Cette exposition Greatest Hits présente plus de 600 œuvres de Combas, réalisées depuis les 70’s jusqu’à 2012. Première grande rétrospective, elle se développe dans tout le macLYON suivant une trame « chronologico-thématique », pour reprendre les termes du critique d’art et commissaire invité de l’exposition : Richard Leydier. « L’exposition permettra ainsi d’apprécier la synthèse qu’il opère entre diversité (des supports, des techniques, des formats, des thèmes) et cohérence de la démarche en expérimentation constante. » (Richard Leydier)
Pendant 2 mois, la présence de Robert Combas est quotidienne. Cette exposition « Rock on the wide size/wild side » grimpe et grouille sur 3000 m2, soit 3 niveaux.
« Envahir l’espace, c’était une obligation. Et encore, l’invasion est réduite par rapport à ce qui était prévu. J’ai craint que les toiles soient absorbées par le nombre, donc on a épuré un peu… Bon, d’accord, de toute façon, ça ne pouvait pas être une exposition normale. Ce n’est pas une exposition à voir en une heure. On peut, bien sûr, mais je pense qu’il faut du temps pour bien la regarder. Ce n’est pas une peinture de consommation rapide. » (RC)
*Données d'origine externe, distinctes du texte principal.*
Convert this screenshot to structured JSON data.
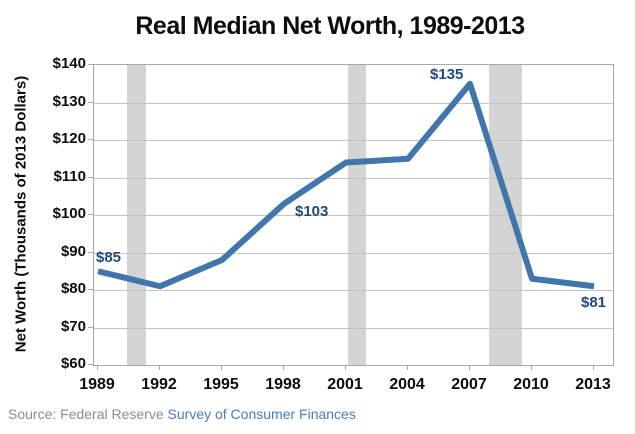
{
  "title": "Real Median Net Worth, 1989-2013",
  "source": {
    "prefix": "Source: Federal Reserve ",
    "link_text": "Survey of Consumer Finances"
  },
  "chart_data": {
    "type": "line",
    "title": "Real Median Net Worth, 1989-2013",
    "categories": [
      "1989",
      "1992",
      "1995",
      "1998",
      "2001",
      "2004",
      "2007",
      "2010",
      "2013"
    ],
    "series": [
      {
        "name": "Real median net worth (thousands of 2013 dollars)",
        "values": [
          85,
          81,
          88,
          103,
          114,
          115,
          135,
          83,
          81
        ]
      }
    ],
    "point_labels": [
      {
        "index": 0,
        "text": "$85"
      },
      {
        "index": 3,
        "text": "$103"
      },
      {
        "index": 6,
        "text": "$135"
      },
      {
        "index": 8,
        "text": "$81"
      }
    ],
    "xlabel": "",
    "ylabel": "Net Worth (Thousands of 2013 Dollars)",
    "ylim": [
      60,
      140
    ],
    "y_tick_step": 10,
    "y_tick_labels": [
      "$60",
      "$70",
      "$80",
      "$90",
      "$100",
      "$110",
      "$120",
      "$130",
      "$140"
    ],
    "grid": true,
    "legend": false,
    "recession_bands_years": [
      [
        1990.4,
        1991.3
      ],
      [
        2001.1,
        2001.95
      ],
      [
        2007.9,
        2009.5
      ]
    ],
    "colors": {
      "line": "#4176ad",
      "point_label": "#1f497d",
      "recession_band": "#d4d4d4",
      "gridline": "#c3c3c3",
      "plot_border": "#a8a8a8",
      "source_text": "#8c8c8c",
      "source_link": "#4a7cb8",
      "text": "#0d0d0d"
    }
  }
}
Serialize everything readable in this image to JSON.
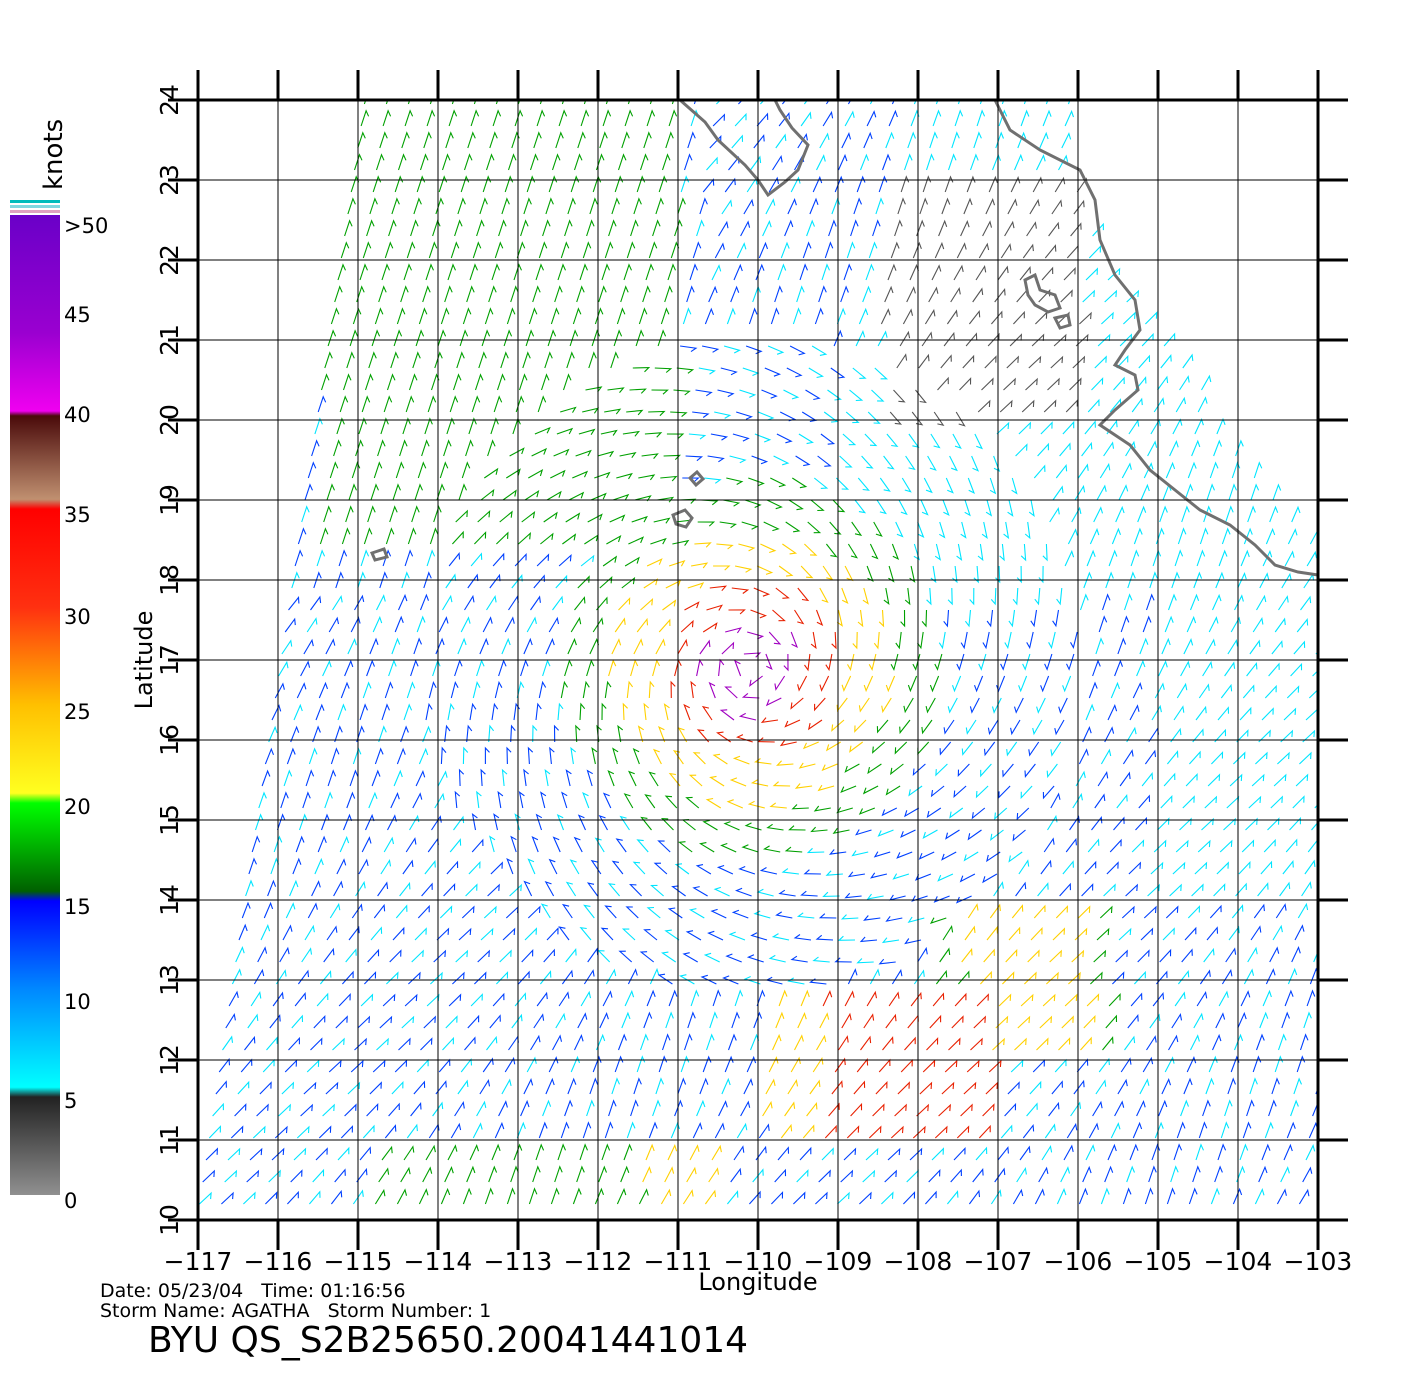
{
  "legend": {
    "title": "knots",
    "ticks": [
      ">50",
      "45",
      "40",
      "35",
      "30",
      "25",
      "20",
      "15",
      "10",
      "5",
      "0"
    ]
  },
  "axes": {
    "xlabel": "Longitude",
    "ylabel": "Latitude",
    "lon_ticks": [
      "−117",
      "−116",
      "−115",
      "−114",
      "−113",
      "−112",
      "−111",
      "−110",
      "−109",
      "−108",
      "−107",
      "−106",
      "−105",
      "−104",
      "−103"
    ],
    "lat_ticks": [
      "24",
      "23",
      "22",
      "21",
      "20",
      "19",
      "18",
      "17",
      "16",
      "15",
      "14",
      "13",
      "12",
      "11",
      "10"
    ]
  },
  "footer": {
    "date_line": "Date: 05/23/04   Time: 01:16:56",
    "storm_line": "Storm Name: AGATHA   Storm Number: 1",
    "product": "BYU QS_S2B25650.20041441014"
  },
  "colors": {
    "calm": "#555555",
    "low": "#00e5ff",
    "medium": "#0040ff",
    "fresh": "#00a000",
    "strong": "#ffd000",
    "gale": "#e82000",
    "storm": "#a000c0",
    "coast": "#707070"
  },
  "map_data": {
    "lon_range": [
      -117,
      -103
    ],
    "lat_range": [
      10,
      24
    ],
    "storm_center": {
      "lon": -110.1,
      "lat": 16.9
    },
    "speed_scale_knots": [
      0,
      5,
      10,
      15,
      20,
      25,
      30,
      35,
      40,
      45,
      50
    ]
  }
}
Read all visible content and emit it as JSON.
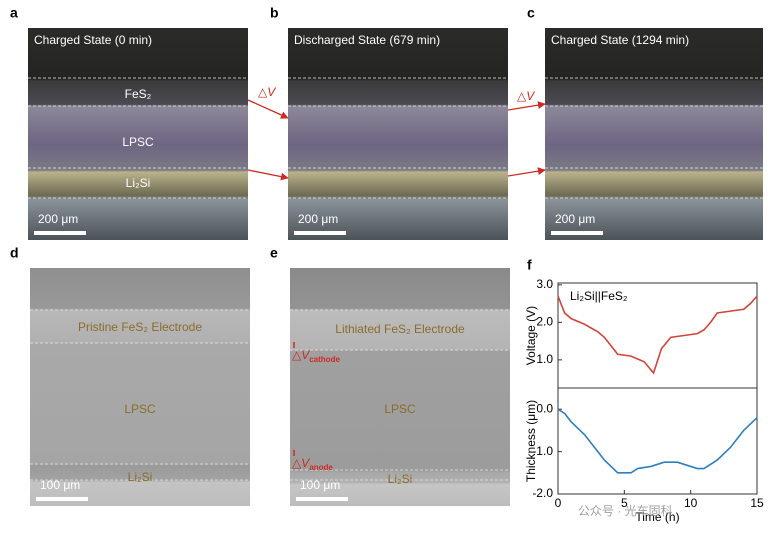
{
  "figure": {
    "panels": [
      {
        "letter": "a",
        "caption": "Charged State (0 min)",
        "scale_bar": "200 μm",
        "layers": [
          "FeS₂",
          "LPSC",
          "Li₂Si"
        ]
      },
      {
        "letter": "b",
        "caption": "Discharged State (679 min)",
        "scale_bar": "200 μm"
      },
      {
        "letter": "c",
        "caption": "Charged State (1294 min)",
        "scale_bar": "200 μm"
      },
      {
        "letter": "d",
        "scale_bar": "100 μm",
        "layers": [
          "Pristine FeS₂ Electrode",
          "LPSC",
          "Li₂Si"
        ]
      },
      {
        "letter": "e",
        "scale_bar": "100 μm",
        "layers": [
          "Lithiated FeS₂ Electrode",
          "LPSC",
          "Li₂Si"
        ],
        "deltas": [
          {
            "symbol": "△V",
            "sub": "cathode"
          },
          {
            "symbol": "△V",
            "sub": "anode"
          }
        ]
      }
    ],
    "arrow_labels": [
      "△V",
      "△V"
    ],
    "chart_letter": "f",
    "watermark": "公众号 · 光车固科"
  },
  "chart_data": [
    {
      "type": "line",
      "annotation": "Li₂Si||FeS₂",
      "y_label": "Voltage (V)",
      "color": "#d0453a",
      "x": [
        0,
        0.5,
        1,
        2,
        3,
        3.5,
        4.5,
        5.5,
        6.5,
        7.2,
        7.8,
        8.5,
        9.5,
        10.5,
        11,
        11.5,
        12,
        13,
        14,
        14.5,
        15
      ],
      "values": [
        2.7,
        2.25,
        2.1,
        1.95,
        1.75,
        1.6,
        1.15,
        1.1,
        0.95,
        0.65,
        1.3,
        1.6,
        1.65,
        1.7,
        1.8,
        2.0,
        2.25,
        2.3,
        2.35,
        2.5,
        2.7
      ],
      "xlim": [
        0,
        15
      ],
      "ylim": [
        0.25,
        3.05
      ],
      "yticks": [
        {
          "value": 1,
          "label": "1.0"
        },
        {
          "value": 2,
          "label": "2.0"
        },
        {
          "value": 3,
          "label": "3.0"
        }
      ]
    },
    {
      "type": "line",
      "y_label": "Thickness (μm)",
      "x_label": "Time (h)",
      "color": "#2f7fc0",
      "x": [
        0,
        0.5,
        1,
        1.5,
        2,
        2.5,
        3,
        3.5,
        4,
        4.5,
        5,
        5.5,
        6,
        7,
        8,
        9,
        10,
        10.5,
        11,
        12,
        13,
        14,
        15
      ],
      "values": [
        0,
        -0.1,
        -0.3,
        -0.45,
        -0.6,
        -0.8,
        -1.0,
        -1.2,
        -1.35,
        -1.5,
        -1.5,
        -1.5,
        -1.4,
        -1.35,
        -1.25,
        -1.25,
        -1.35,
        -1.4,
        -1.4,
        -1.2,
        -0.9,
        -0.5,
        -0.2
      ],
      "xlim": [
        0,
        15
      ],
      "ylim": [
        -2.0,
        0.5
      ],
      "yticks": [
        {
          "value": 0,
          "label": "0.0"
        },
        {
          "value": -1,
          "label": "-1.0"
        },
        {
          "value": -2,
          "label": "-2.0"
        }
      ],
      "xticks": [
        0,
        5,
        10,
        15
      ]
    }
  ]
}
Richard Leydier, utilise le terme « rétrospectlive », cette exposition chronologique et thématique n’est pas statique :
- au 2d niveau un studio de peinture et son est aménagé : Combas crée en direct chansons et tableaux, et reçoit comme chez lui amis, galeristes et journalistes. Le public découvre le backstage !
Décrit comme cela, le 2d niveau paraît extraordinaire. Dans les faits la méfiance de Combas envers les médias semble vite reprendre le dessus. Il ne se montre pas si loquace. « Vous m’emmerdez ! Si vous aimez ma peinture, c’est tout ce qui compte… Moi, foutez-moi la paix, j’ai rien à dire ! Et arrêtez de me prendre en photo ! » […] « Je suis souvent déçu par les articles sur moi. Même chose avec les photos : l’autre fois, il y a un mec qui a fait des super photos et dans son article, il a mis des photos de merde qu’il a retouchées, en plus ! » (R)
- au 3ème niveau tout est musique : une scène de concerts du groupe Les Sans Pattes, où tournent les vidéos du groupe quand le groupe ne répète pas. Dans ces vidéos tournées devant quelques-unes des œuvres dans les salles, Robert Combas, habillé de vêtements très bariolés, joue, parle, psalmodie, mime, danse et conte des fables. Avec lui Lucas Mancione, son guitariste, et 2 danseuses masquées. Et, parmi les pochettes de vinyles de cet « accumulateur » enragé, les œuvres liées à sa passion musicale.
« Il faut toutefois bien saisir que la musique ne constitue pas une activité annexe : elle fonde véritablement le rapport à la peinture, et ce dès le début des années 1980. […] La musique et les films conçus ces derniers mois dans l’atelier jouent en quelque sorte la bande- son de près de quarante ans de peinture. Confrontés aux récents films, des tableaux de toutes les époques permettront de croiser des personnages incontournables de l’histoire du rock et d’autres hauts en couleurs, du Velvet Underground à Georges Brassens, en passant par les fanfares et autres joueurs de congas Sud – Américains, montrant là encore, dans le domaine musical cette fois-ci, toute la diversité qui fonde l’œuvre de Robert Combas » (Richard Leydier)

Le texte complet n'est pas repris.